Unifying Value Alignment and Assignment in Cross-Domain Offline Reinforcement Learning with Heterogeneous Datasets
Abstract
Cross-domain offline reinforcement learning (RL) aims to train an agent that performs well in the target domain using a limited target domain dataset and a source domain dataset that exhibits a dynamics shift. Training directly on the original source dataset typically leads to performance collapse. Recent studies perform data filtering from the perspective of dynamics alignment or value alignment to enable efficient policy transfer. However, these studies are typically validated on single-domain or single-behavior-policy source datasets.
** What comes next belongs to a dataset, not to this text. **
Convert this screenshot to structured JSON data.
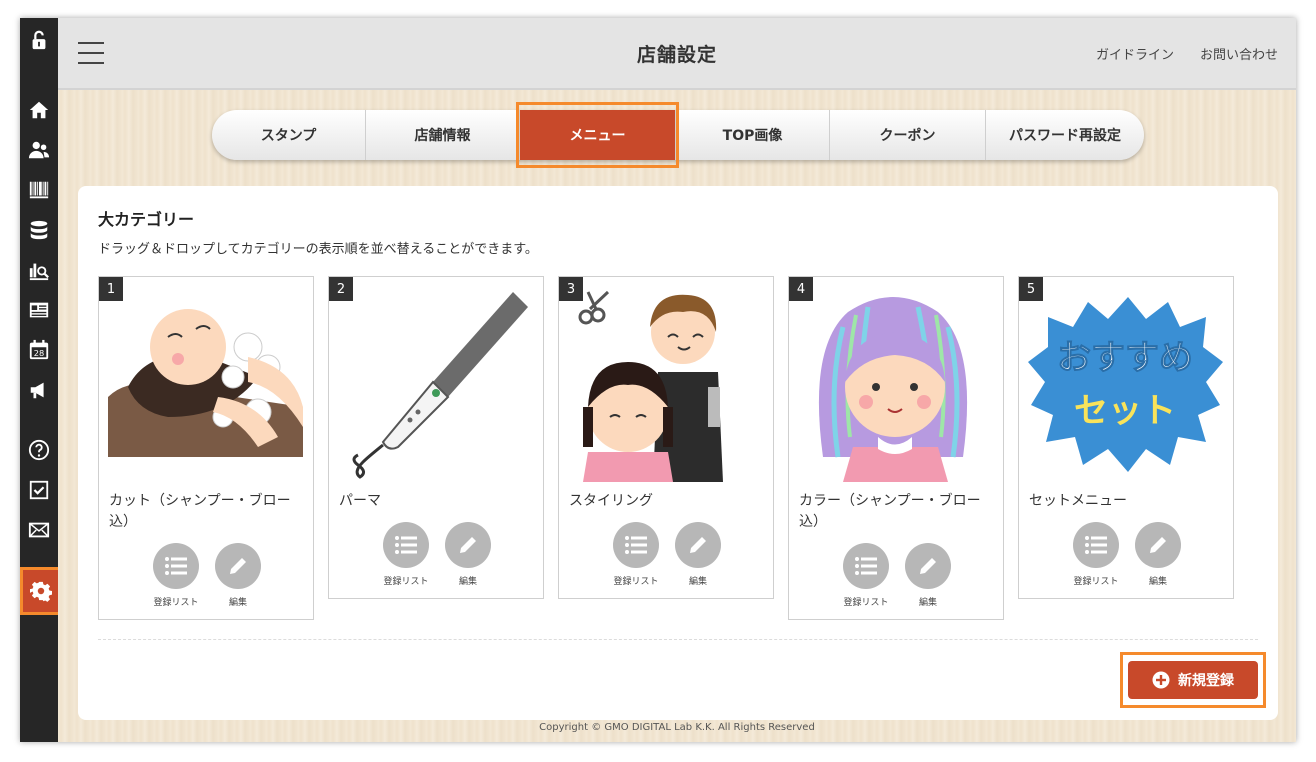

In this work, we explore a more general setting where the source datasets may be collected from multiple source domains by diverse behavior policies, which we name heterogeneous cross-domain offline RL. We first uncover a critical yet overlooked issue in this setting: \textit{value misassignment}. Empirically and theoretically, we demonstrate that value misassignment can undermine value alignment, mislead data filtering toward selecting suboptimal samples, and loosen the suboptimality gap, thereby degrading the agent’s performance. To address this issue, we propose V2A, a simple yet effective framework that integrates dynamics alignment, value alignment, and value assignment. V2A first employs temporally-consistent modality representation learning to extract dynamics modalities from the source dataset, followed by modality-aware advantage learning to rectify value alignment. Finally, it adopts a data filtering paradigm to selectively share source data for policy learning. Empirical results show that under general heterogeneous cross-domain offline RL settings, V2A significantly outperforms strong baseline methods and exhibits excellent performance across multiple tasks and datasets.